National Portrait Gallery Director Martin Sullivan’s acquiescence, apparently against his better wishes and at the instruction of Smithsonian Secretary G. Wayne Clough, to remove David Wonjarowicz’s video “A Fire in My Belly” highlights the challenges faced by institutions and their reticence to actually engage in complex discourses. This reminds me of an exhibition curated by the artist Joseph Kosuth, for the Brooklyn Museum of Art in 1990.
Well before the museum became a repository for solo exhibitions by popular reality show contestants, it was actually a site of some complex critical discourse. For “The Play of the Unmentionable,” Kosuth was allowed to delve into the museum’s storage, extracting and exposing, if you will, pieces that would have possibly been deemed offensive in many contexts.
Strangely, the cover of the book is blurred on both Amazon’s and Barnes and Noble’s websites. Strange because the subject of the book is precisely this type of occlusion, obstruction, tendency towards the hidden.

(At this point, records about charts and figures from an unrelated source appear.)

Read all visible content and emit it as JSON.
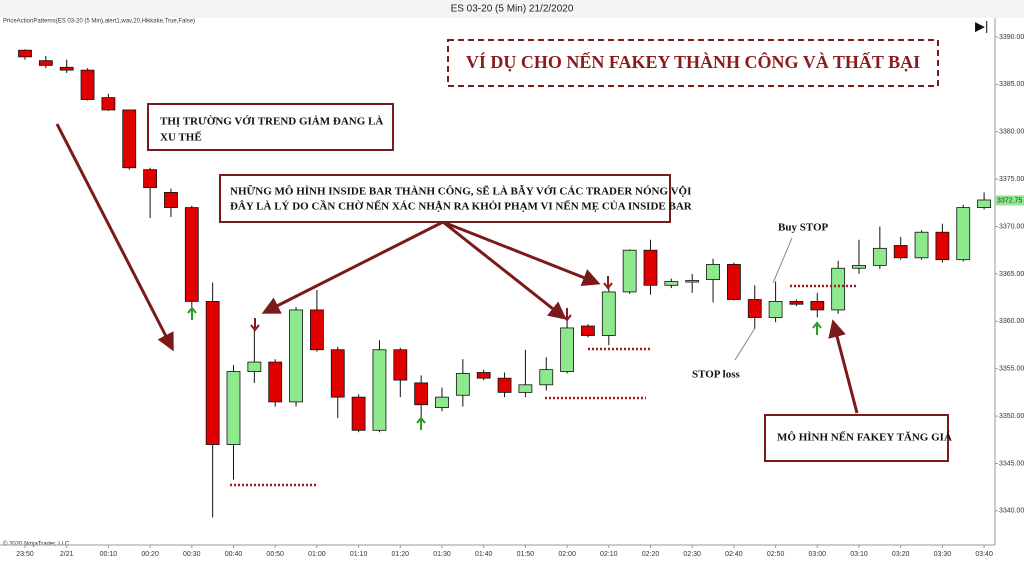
{
  "chart_data": {
    "type": "candlestick",
    "title": "ES 03-20 (5 Min)  21/2/2020",
    "indicator_label": "PriceActionPatterns(ES 03-20 (5 Min),alert1,wav,20,Hikkake,True,False)",
    "copyright": "© 2020 NinjaTrader, LLC",
    "categories": [
      "23:50",
      null,
      "2/21",
      null,
      "00:10",
      null,
      "00:20",
      null,
      "00:30",
      null,
      "00:40",
      null,
      "00:50",
      null,
      "01:00",
      null,
      "01:10",
      null,
      "01:20",
      null,
      "01:30",
      null,
      "01:40",
      null,
      "01:50",
      null,
      "02:00",
      null,
      "02:10",
      null,
      "02:20",
      null,
      "02:30",
      null,
      "02:40",
      null,
      "02:50",
      null,
      "03:00",
      null,
      "03:10",
      null,
      "03:20",
      null,
      "03:30",
      null,
      "03:40"
    ],
    "open": [
      3388.6,
      3387.5,
      3386.8,
      3386.5,
      3383.6,
      3382.3,
      3376,
      3373.6,
      3372,
      3362.1,
      3347,
      3354.7,
      3355.7,
      3351.5,
      3361.2,
      3357,
      3352,
      3348.5,
      3357,
      3353.5,
      3350.9,
      3352.2,
      3354.6,
      3354,
      3352.5,
      3353.3,
      3354.7,
      3359.5,
      3358.5,
      3363.1,
      3367.5,
      3363.8,
      3364.2,
      3364.4,
      3366,
      3362.3,
      3360.4,
      3362.1,
      3362.1,
      3361.2,
      3365.6,
      3365.9,
      3368,
      3366.7,
      3369.4,
      3366.5,
      3372
    ],
    "high": [
      3388.7,
      3388,
      3387.6,
      3386.7,
      3384,
      3382.3,
      3376.2,
      3374,
      3372.2,
      3364.1,
      3355.4,
      3359.1,
      3356,
      3361.5,
      3363.3,
      3357.3,
      3352.3,
      3358,
      3357.2,
      3354.3,
      3353,
      3356,
      3354.9,
      3354.6,
      3357,
      3356.2,
      3360.7,
      3359.7,
      3363.5,
      3367.6,
      3368.6,
      3364.5,
      3365,
      3366.6,
      3366.2,
      3363.8,
      3364.2,
      3362.3,
      3363,
      3366.4,
      3368.6,
      3370,
      3368.9,
      3369.6,
      3370.3,
      3372.3,
      3373.6
    ],
    "low": [
      3387.6,
      3386.7,
      3386.2,
      3383.3,
      3382.2,
      3376,
      3370.9,
      3371,
      3361.2,
      3339.3,
      3343.3,
      3353.5,
      3351,
      3351,
      3356.8,
      3349.8,
      3348.3,
      3348.3,
      3352,
      3349.9,
      3350.5,
      3351,
      3353.8,
      3352,
      3352,
      3352.7,
      3354.5,
      3358.3,
      3357.5,
      3362.9,
      3362.8,
      3363.5,
      3363,
      3362,
      3362.2,
      3359.2,
      3359.9,
      3361.6,
      3360.4,
      3360.8,
      3365,
      3365.5,
      3366.5,
      3366.5,
      3366.2,
      3366.3,
      3371.8
    ],
    "close": [
      3387.9,
      3387,
      3386.5,
      3383.4,
      3382.3,
      3376.2,
      3374.1,
      3372,
      3362.1,
      3347,
      3354.7,
      3355.7,
      3351.5,
      3361.2,
      3357,
      3352,
      3348.5,
      3357,
      3353.8,
      3351.2,
      3352,
      3354.5,
      3354,
      3352.5,
      3353.3,
      3354.9,
      3359.3,
      3358.5,
      3363.1,
      3367.5,
      3363.8,
      3364.2,
      3364.3,
      3366,
      3362.3,
      3360.4,
      3362.1,
      3361.8,
      3361.2,
      3365.6,
      3365.9,
      3367.7,
      3366.7,
      3369.4,
      3366.5,
      3372,
      3372.8
    ],
    "up_color": "#8ee88e",
    "down_color": "#e00000",
    "last_price": 3372.75,
    "ylim": [
      3336.4,
      3392
    ],
    "yticks": [
      {
        "value": 3340,
        "label": "3340.00"
      },
      {
        "value": 3345,
        "label": "3345.00"
      },
      {
        "value": 3350,
        "label": "3350.00"
      },
      {
        "value": 3355,
        "label": "3355.00"
      },
      {
        "value": 3360,
        "label": "3360.00"
      },
      {
        "value": 3365,
        "label": "3365.00"
      },
      {
        "value": 3370,
        "label": "3370.00"
      },
      {
        "value": 3375,
        "label": "3375.00"
      },
      {
        "value": 3380,
        "label": "3380.00"
      },
      {
        "value": 3385,
        "label": "3385.00"
      },
      {
        "value": 3390,
        "label": "3390.00"
      }
    ],
    "annotations": [
      {
        "lines": [
          "VÍ DỤ CHO NẾN FAKEY THÀNH CÔNG VÀ THẤT BẠI"
        ]
      },
      {
        "lines": [
          "THỊ TRƯỜNG VỚI TREND GIẢM ĐANG LÀ",
          "XU THẾ"
        ]
      },
      {
        "lines": [
          "NHỮNG MÔ HÌNH INSIDE BAR THÀNH CÔNG, SẼ LÀ BẪY VỚI CÁC TRADER NÓNG VỘI",
          "ĐÂY LÀ LÝ DO CẦN CHỜ NẾN XÁC NHẬN RA KHỎI PHẠM VI NẾN MẸ CỦA INSIDE BAR"
        ]
      },
      {
        "lines": [
          "Buy STOP"
        ]
      },
      {
        "lines": [
          "STOP loss"
        ]
      },
      {
        "lines": [
          "MÔ HÌNH NẾN FAKEY TĂNG GIÁ"
        ]
      }
    ]
  }
}
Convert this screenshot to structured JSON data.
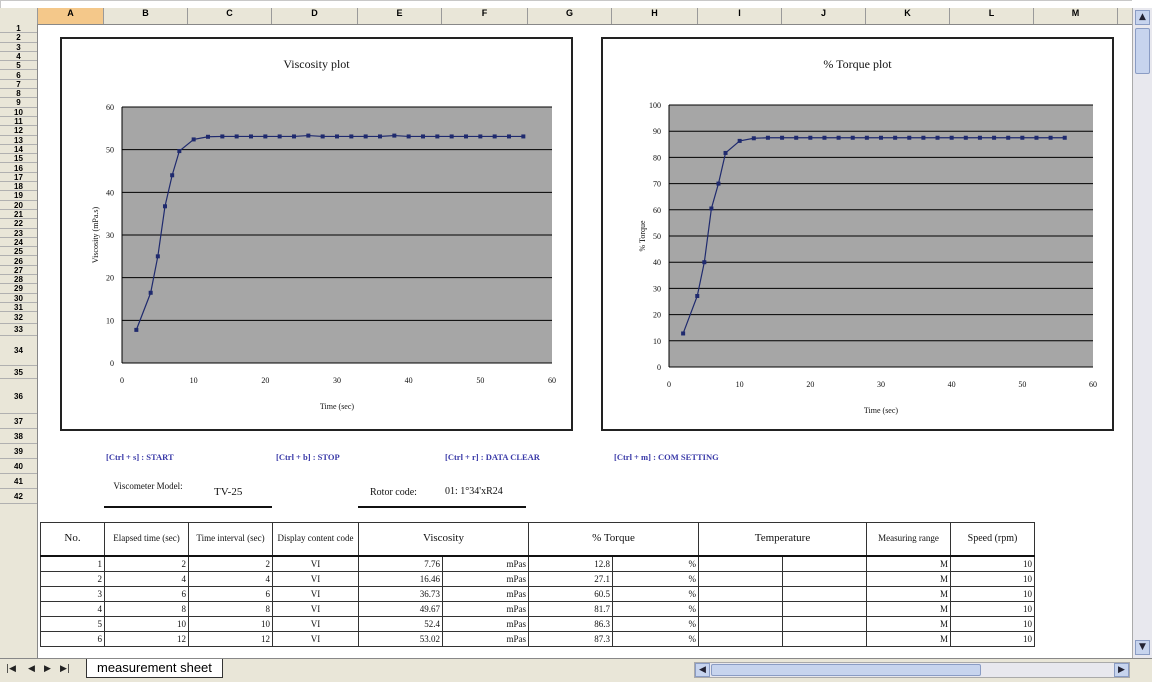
{
  "columns": [
    "A",
    "B",
    "C",
    "D",
    "E",
    "F",
    "G",
    "H",
    "I",
    "J",
    "K",
    "L",
    "M"
  ],
  "rows": [
    "1",
    "2",
    "3",
    "4",
    "5",
    "6",
    "7",
    "8",
    "9",
    "10",
    "11",
    "12",
    "13",
    "14",
    "15",
    "16",
    "17",
    "18",
    "19",
    "20",
    "21",
    "22",
    "23",
    "24",
    "25",
    "26",
    "27",
    "28",
    "29",
    "30",
    "31",
    "32",
    "33",
    "34",
    "35",
    "36",
    "37",
    "38",
    "39",
    "40",
    "41",
    "42"
  ],
  "shortcuts": {
    "start": "[Ctrl + s] : START",
    "stop": "[Ctrl + b] : STOP",
    "clear": "[Ctrl + r] : DATA CLEAR",
    "com": "[Ctrl + m] : COM SETTING"
  },
  "info": {
    "viscometer_label": "Viscometer Model:",
    "viscometer_value": "TV-25",
    "rotor_label": "Rotor code:",
    "rotor_value": "01: 1°34'xR24"
  },
  "table": {
    "headers": [
      "No.",
      "Elapsed time (sec)",
      "Time interval (sec)",
      "Display content code",
      "Viscosity",
      "% Torque",
      "Temperature",
      "Measuring range",
      "Speed (rpm)"
    ],
    "rows": [
      {
        "no": "1",
        "elapsed": "2",
        "interval": "2",
        "code": "VI",
        "visc": "7.76",
        "visc_unit": "mPas",
        "torque": "12.8",
        "torque_unit": "%",
        "range": "M",
        "speed": "10"
      },
      {
        "no": "2",
        "elapsed": "4",
        "interval": "4",
        "code": "VI",
        "visc": "16.46",
        "visc_unit": "mPas",
        "torque": "27.1",
        "torque_unit": "%",
        "range": "M",
        "speed": "10"
      },
      {
        "no": "3",
        "elapsed": "6",
        "interval": "6",
        "code": "VI",
        "visc": "36.73",
        "visc_unit": "mPas",
        "torque": "60.5",
        "torque_unit": "%",
        "range": "M",
        "speed": "10"
      },
      {
        "no": "4",
        "elapsed": "8",
        "interval": "8",
        "code": "VI",
        "visc": "49.67",
        "visc_unit": "mPas",
        "torque": "81.7",
        "torque_unit": "%",
        "range": "M",
        "speed": "10"
      },
      {
        "no": "5",
        "elapsed": "10",
        "interval": "10",
        "code": "VI",
        "visc": "52.4",
        "visc_unit": "mPas",
        "torque": "86.3",
        "torque_unit": "%",
        "range": "M",
        "speed": "10"
      },
      {
        "no": "6",
        "elapsed": "12",
        "interval": "12",
        "code": "VI",
        "visc": "53.02",
        "visc_unit": "mPas",
        "torque": "87.3",
        "torque_unit": "%",
        "range": "M",
        "speed": "10"
      }
    ]
  },
  "sheet_tab": "measurement sheet",
  "colors": {
    "plot_bg": "#a6a6a6",
    "series": "#1f2a6e",
    "selected_col": "#f4c88a",
    "header_bg": "#e9e6d8"
  },
  "chart_data": [
    {
      "type": "line",
      "title": "Viscosity plot",
      "xlabel": "Time (sec)",
      "ylabel": "Viscosity (mPa.s)",
      "xlim": [
        0,
        60
      ],
      "ylim": [
        0,
        60
      ],
      "xticks": [
        "0",
        "10",
        "20",
        "30",
        "40",
        "50",
        "60"
      ],
      "yticks": [
        "0",
        "10",
        "20",
        "30",
        "40",
        "50",
        "60"
      ],
      "grid": true,
      "x": [
        2,
        4,
        5,
        6,
        7,
        8,
        10,
        12,
        14,
        16,
        18,
        20,
        22,
        24,
        26,
        28,
        30,
        32,
        34,
        36,
        38,
        40,
        42,
        44,
        46,
        48,
        50,
        52,
        54,
        56
      ],
      "y": [
        7.76,
        16.46,
        25,
        36.73,
        44,
        49.67,
        52.4,
        53.02,
        53.1,
        53.1,
        53.1,
        53.1,
        53.1,
        53.1,
        53.3,
        53.1,
        53.1,
        53.1,
        53.1,
        53.1,
        53.3,
        53.1,
        53.1,
        53.1,
        53.1,
        53.1,
        53.1,
        53.1,
        53.1,
        53.1
      ]
    },
    {
      "type": "line",
      "title": "% Torque plot",
      "xlabel": "Time (sec)",
      "ylabel": "% Torque",
      "xlim": [
        0,
        60
      ],
      "ylim": [
        0,
        100
      ],
      "xticks": [
        "0",
        "10",
        "20",
        "30",
        "40",
        "50",
        "60"
      ],
      "yticks": [
        "0",
        "10",
        "20",
        "30",
        "40",
        "50",
        "60",
        "70",
        "80",
        "90",
        "100"
      ],
      "grid": true,
      "x": [
        2,
        4,
        5,
        6,
        7,
        8,
        10,
        12,
        14,
        16,
        18,
        20,
        22,
        24,
        26,
        28,
        30,
        32,
        34,
        36,
        38,
        40,
        42,
        44,
        46,
        48,
        50,
        52,
        54,
        56
      ],
      "y": [
        12.8,
        27.1,
        40,
        60.5,
        70,
        81.7,
        86.3,
        87.3,
        87.5,
        87.5,
        87.5,
        87.5,
        87.5,
        87.5,
        87.5,
        87.5,
        87.5,
        87.5,
        87.5,
        87.5,
        87.5,
        87.5,
        87.5,
        87.5,
        87.5,
        87.5,
        87.5,
        87.5,
        87.5,
        87.5
      ]
    }
  ]
}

Museums and galleries are trapped between an assertion of freedom and a commitment to its visual expression. In many instances, their response is to purchase challenging works, simply to bury them in their archives never to be seen again.
Consider, for example, the Larry Clark exhibition “Kiss the Past Hello”, currently on view in Paris. This exhibition has so enraged some viewers that not only has it actually received a ‘rating’, but there are ongoing and continuous calls for its closure. Minors under the age of 18 are forbidden from viewing the exhibition’s contents. In all likelihood they could find similar material in any number of accessible popular publications on newsstands all over Paris, but allow them to view this material in a gallery? Non!
Clearly, the forces of censorship continue to triumph over the assertions of artists’ rights. Museum professionals have both the capacity and the responsibility to protect these rights, but often they, like Martin Sullivan, simply fold like a house of cards.
This type of passive censorship is no more dangerous, no more insidious, and no less threatening than censorship that is active, assertive and continuous. It is time for arts professionals to take a stand – in the US, they may do so under the protections of the Constitution, and the Bill of Rights. The Bill of Rights is on display at the National Archives and Records Administration, which, I would note, is not a member of the Smithsonian Institution’s group of museums. Perhaps Mr. Sullivan might want take Mr. Clough on a walk over, and they could spend a few moments considering the document's contents. My understanding is that a trip from one location to the other is under half a mile, and could be driven in one minute.